Le chef d’État de la Colombie voisine, l’ancien guérillero Gustavo Petro (photo), est désormais en mode « branle-bas de combat ». Premier président issu du marxisme dans ce pays historiquement très lié à Washington, il a lui-même été menacé par Donald Trump en des termes on ne peut moins diplomatiques.
Après lui avoir dit samedi qu’il devrait « faire gaffe à ses fesses », l’ami nord-américain est allé par la suite jusqu’à le qualifier d’« homme malade », qui « aime prendre de la cocaïne ». Il avait déjà accablé la Colombie pour ses laboratoires de production.
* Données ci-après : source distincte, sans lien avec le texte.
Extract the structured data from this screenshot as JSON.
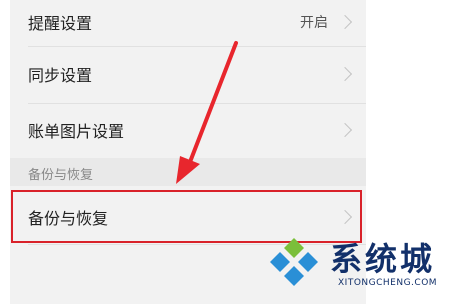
{
  "settings": {
    "items": [
      {
        "label": "提醒设置",
        "value": "开启"
      },
      {
        "label": "同步设置",
        "value": ""
      },
      {
        "label": "账单图片设置",
        "value": ""
      }
    ],
    "section_title": "备份与恢复",
    "highlighted_item": {
      "label": "备份与恢复"
    }
  },
  "annotation": {
    "arrow_color": "#e8262d",
    "highlight_color": "#d9222a"
  },
  "watermark": {
    "text": "系统城",
    "subtext": "XITONGCHENG.COM"
  }
}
Dans sa réponse à Donald Trump, Gustavo Petro commence, quant à lui, par rappeler sa position sur les stupéfiants, et défend la politique menée par son gouvernement en la matière. Il s’indigne aussi de tout raccourci à son propos, suite aux allusions du président américain relatifs à sa supposée consommation de cocaïne. Mais la suite est d’une toute autre teneur : « J’ai juré de ne plus jamais toucher aux armes après l’Accord de paix de 1989, mais pour le bien de mon pays, je reprendrai les armes dont je ne veux plus », promet le chef de l’État, qui avait déjà décrété l’envoi de troupes colombiennes aux frontières avec le Venezuela.
Le président de la Colombie est le commandant suprême des forces armées et de police colombiennes, conformément à la Constitution. Une Constitution qui a 34 ans, à l’élaboration de laquelle mon mouvement a contribué après avoir déposé les armes.
Gustavo Petro ne se fait aucune illusion face à la complexité interne, structurelle, propre à son armée. Il prévient sans ambages : « À compter de cet instant, chaque soldat colombien a un ordre : tout commandant des forces armées qui préfère le drapeau américain au drapeau colombien sera immédiatement destitué. » J’ai une immense confiance en mon peuple, c’est pourquoi je lui ai demandé de défendre le président contre tout acte de violence illégitime. Pour me défendre, le pouvoir doit être pris dans chaque municipalité du pays. L’ordre donné aux forces de sécurité est de ne pas tirer sur la population, mais sur l’envahisseur.
« Je ne dis pas n’importe quoi, poursuit l’ancien maire de Bogota, j’ai confiance dans le peuple et dans l’histoire de la Colombie, que M. Rubio n’a pas lue », ajoute-t-il, dans une allusion au secrétaire d’État américain monté en première ligne depuis l’enlèvement de Nicolas Maduro, et dont les parents sont des émigrés cubains. Le chef d’État termine par le rappel de références communes : « J’ai confiance dans le soldat qui sait qu’il est un fils de Bolívar et de son drapeau tricolore. Qu’il sache donc qu’il a affaire à un commandant du peuple. Vive la Colombie libre ! Officiers de Bolivar, rompez les rangs et marchez d’un pas victorieux ! »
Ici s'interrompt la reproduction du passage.